– Сон, – произнёс он вслух, и собственный голос показался чужим в этой тишине. – Просто дурной сон.
Но взгляд предательски возвращался к дверному проёму, за которым в коридоре висел телефон. Старый, с потёртым диском и чёрной трубкой. Сейчас, в дневном свете, он выглядел безобидно – просто винтажная вещица, оставшаяся от прежних хозяев.

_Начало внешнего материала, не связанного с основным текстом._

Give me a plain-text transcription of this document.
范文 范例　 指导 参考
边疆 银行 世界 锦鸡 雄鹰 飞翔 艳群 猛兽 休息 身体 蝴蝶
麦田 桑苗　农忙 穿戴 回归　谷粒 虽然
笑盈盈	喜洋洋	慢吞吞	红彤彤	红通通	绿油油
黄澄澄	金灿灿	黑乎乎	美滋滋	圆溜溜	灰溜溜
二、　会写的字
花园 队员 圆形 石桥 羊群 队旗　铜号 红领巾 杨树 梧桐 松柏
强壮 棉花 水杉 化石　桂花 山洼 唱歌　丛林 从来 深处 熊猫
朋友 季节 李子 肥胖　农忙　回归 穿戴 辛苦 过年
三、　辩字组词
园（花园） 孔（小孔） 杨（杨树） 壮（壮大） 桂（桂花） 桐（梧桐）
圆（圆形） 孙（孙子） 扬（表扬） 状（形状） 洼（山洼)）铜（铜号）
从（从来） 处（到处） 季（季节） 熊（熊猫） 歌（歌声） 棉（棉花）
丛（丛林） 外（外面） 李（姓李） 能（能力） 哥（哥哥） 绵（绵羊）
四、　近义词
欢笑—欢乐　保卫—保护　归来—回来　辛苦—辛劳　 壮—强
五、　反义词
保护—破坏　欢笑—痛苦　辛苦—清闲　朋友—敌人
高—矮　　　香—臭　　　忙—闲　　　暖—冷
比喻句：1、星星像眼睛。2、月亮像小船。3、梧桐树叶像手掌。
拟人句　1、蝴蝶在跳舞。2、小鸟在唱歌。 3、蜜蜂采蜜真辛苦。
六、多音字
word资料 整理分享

Чайник закипел, но Олег не сразу заметил это. Он сидел, замерев, прислушиваясь к тишине дома. Ожидая. Телефон молчал.
– Мне приснилось, – повторил он увереннее, наливая кипяток в чашку. – Просто сон. Переутомление. Стресс.
Олег повторял эти слова как мантру, словно пытаясь убедить не только себя, но и сам дом. Однако что-то внутри противилось этому объяснению. Он слишком хорошо помнил голос. Слишком ясно чувствовал холод трубки в ладони. Слишком отчётливо слышал её дыхание на том конце провода.
Чай остывал нетронутым. А Олег всё сидел, не в силах оторвать взгляд от дверного проёма, за которым притаился молчащий телефон.
Олег медленно брёл по дому, заглядывая в комнаты, словно видел их впервые. Дом казался слишком большим для одного человека. Скрипучие половицы, тусклые обои, тени по углам – всё это было чужим. Временным пристанищем. Не домом.
В дальней комнате, которую он условно называл кладовой, громоздились нераспакованные коробки. Пять месяцев прошло с переезда, а он так и не нашёл в себе сил разобрать вещи. Будто открыть эти картонные ящики означало признать, что он остаётся здесь навсегда.
– Ладно, – пробормотал Олег, присаживаясь на корточки перед ближайшей коробкой. – Хватит уже.
Канцелярский нож легко вспорол коричневый скотч. В коробке оказались книги – старые справочники по архитектуре, пара романов, которые он так и не дочитал. Ничего важного.
Вторая коробка была подписана небрежным почерком: «Кухня». Олег отставил её в сторону.
Третья не имела надписи, и это насторожило его. Он медлил, прежде чем снять крышку, словно знал, что найдёт внутри.
Сверху лежал плюшевый мишка – потрёпанный, с заплаткой на правой лапе и стеклянными глазами-пуговицами. Любимая игрушка Леры. Она никогда не расставалась с ним, даже в больнице требовала, чтобы мишка был рядом.
Олег осторожно, будто боясь причинить боль, взял игрушку в руки. Ткань пахла чем-то сладким – может, детским шампунем, может, просто памятью.
Под мишкой лежала стопка детских рисунков. Яркие, неуклюжие, полные той искренности, на которую способны только дети. Дом с дымящейся трубой. Солнце с лучами-палочками. Кошка, похожая на овал с ушами.
Один за другим он перебирал эти рисунки, и каждый был как удар под дых. Вот они с Лерой держатся за руки. Вот праздничный торт со свечками. Вот бабочка, которую они вместе видели в парке.
Последний рисунок заставил его замереть. Качели – две верёвки и дощечка между ними. Рядом – маленькая фигурка в платье с косичками. Олег медленно перевернул лист. На обороте детским неровным почерком было написано: «Это мы с папой. Я жду, пока он вернётся».
Он положил рисунок на стол, отвернувшись. Не глядя. Не позволяя себе задуматься о том, что могли значить эти слова тогда. И что они значат сейчас.
Олег нашёл себя стоящим в ванной, руки упёрты в холодный фаянс раковины. Он поднял глаза и встретился взглядом с собственным отражением. Потускневшие серые глаза смотрели устало, почти безжизненно. Щетина неровно покрывала впалые щёки – когда он в последний раз брился? Неделю назад? Две?
Лампочка над зеркалом мигнула, на мгновение погрузив комнату в темноту. Когда свет вернулся, Олег вздрогнул – человек в зеркале казался чужим. Незнакомцем с его лицом.